English Avenue church and Black school are up for Atlanta historic landmark status
By John Ruch
A segregation-era Black school in Southwest Atlanta and the site of a prominent English Avenue church will be considered for official City historic landmark status next week.
The Atlanta Urban Design Commission’s (UDC) April 27 agenda includes the landmarking of the former St. Mark AME Church, a roofless semi-ruin being reborn as a public space, and the Philadelphia School, founded in the 1880s by Black families. Landmarking would give the UDC supervision over any attempted demolition or changes, as well as spotlighting preservation efforts.
The church at 491 James P. Brawley Drive was built in 1920 for a white congregation and bought in 1948 by St. Mark. It has been vacant since 1976 and has been the target of restoration efforts since 1995. Today, it essentially consists of the four granite walls still standing, with its interior used as a community space.
Pastor Winston Taylor, who owns the St. Mark property, has teamed with the nonprofit Atlanta Preservation Center (APC) and community groups on preservation and reuse projects that are still seeking funding. Achievements so far include preservation in the Westside Land Use Framework Plan, which calls for area redevelopment without displacing legacy residents. APC has brought in Georgia Tech architecture students to work on a reuse plan dubbed “The Preserve at St. Mark,” which involves building a glass roof over the ruins.
“I’m restoring a public space,” not just a building, said Taylor in a phone interview. He said that merely saving the structure for now is not the goal; rebuilding the spot as a neighborhood center and sparking broader, community-minded redevelopment is. He said he hopes the landmarking will speed funding, especially with various officials gathered for the April 27 meeting.

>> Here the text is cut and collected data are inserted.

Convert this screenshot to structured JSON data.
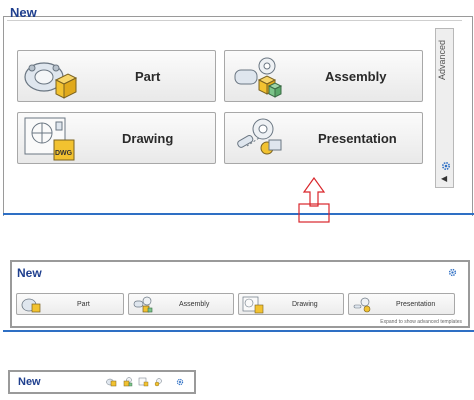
{
  "panel_large": {
    "title": "New",
    "templates": [
      {
        "label": "Part",
        "icon": "part-icon"
      },
      {
        "label": "Assembly",
        "icon": "assembly-icon"
      },
      {
        "label": "Drawing",
        "icon": "drawing-icon"
      },
      {
        "label": "Presentation",
        "icon": "presentation-icon"
      }
    ],
    "advanced_tab": "Advanced",
    "drawing_badge": "DWG"
  },
  "panel_medium": {
    "title": "New",
    "templates": [
      {
        "label": "Part"
      },
      {
        "label": "Assembly"
      },
      {
        "label": "Drawing"
      },
      {
        "label": "Presentation"
      }
    ],
    "hint": "Expand to show advanced templates"
  },
  "panel_compact": {
    "title": "New"
  },
  "colors": {
    "title": "#1f3f8e",
    "accent_line": "#2e6fc4",
    "callout": "#d9262b",
    "cube_yellow": "#f2c230"
  }
}
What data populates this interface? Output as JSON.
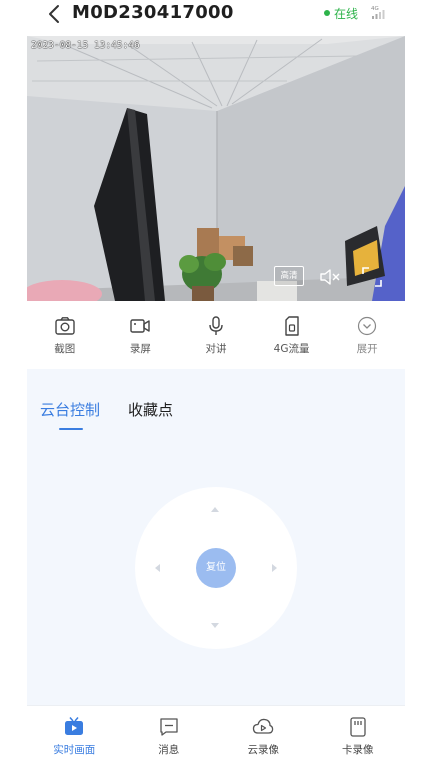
{
  "header": {
    "device_id": "M0D230417000",
    "status": "在线",
    "status_color": "#2db34a",
    "network_label": "4G"
  },
  "video": {
    "timestamp": "2023-08-15 13:45:46",
    "hd_label": "高清"
  },
  "toolbar": {
    "items": [
      {
        "label": "截图",
        "icon": "camera-icon"
      },
      {
        "label": "录屏",
        "icon": "video-record-icon"
      },
      {
        "label": "对讲",
        "icon": "microphone-icon"
      },
      {
        "label": "4G流量",
        "icon": "sim-card-icon"
      },
      {
        "label": "展开",
        "icon": "chevron-down-icon"
      }
    ]
  },
  "ptz": {
    "tabs": [
      "云台控制",
      "收藏点"
    ],
    "active_tab": "云台控制",
    "reset_label": "复位"
  },
  "bottom_nav": {
    "items": [
      {
        "label": "实时画面",
        "icon": "live-tv-icon",
        "active": true
      },
      {
        "label": "消息",
        "icon": "message-icon",
        "active": false
      },
      {
        "label": "云录像",
        "icon": "cloud-play-icon",
        "active": false
      },
      {
        "label": "卡录像",
        "icon": "sd-card-icon",
        "active": false
      }
    ]
  },
  "colors": {
    "accent": "#3a7de0",
    "panel_bg": "#f3f7fd",
    "reset_button": "#9bbcf0"
  }
}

APC Executive Director David Yoakley Mitchell said he is hopeful the City will move ahead on the landmarking, essentially putting an official stamp of approval on the years of teamwork by the community. He agrees the project could be the spark for community-oriented preservation and redevelopment. “Because if you love preservation, that means you love something more than yourself, and that’s a good start,” he said.
Meanwhile, the City itself is seeking the landmark designation for the school at 1158 Philadelphia St., just off Cascade Road. Dating to the 1930s, the property sits next to the Philadelphia Baptist Church, whose congregants created the school.
A full City report is not yet complete, but the Department of City Planning says the school is significant architecturally and culturally. Founded in 1889 and operating through 1956, it was a legacy of the racial segregation era, when Black parents cooperated to create quality schools for their children. “The Philadelphia School was created to serve the African-American students of Cascade Heights as they were prohibited from attending schools with white children,” according to the City.
Parents of school students included Johnny Fears and Leonard C. Jackson, who were among the plaintiffs in a 1958 lawsuit against Atlanta Public Schools seeking to enforce desegregation. The City says Fears and Jackson have “exceptionally high significance” to Atlanta history.
The existing building remains largely unchanged since its construction as the latest version of the school in the 1930s, the City said.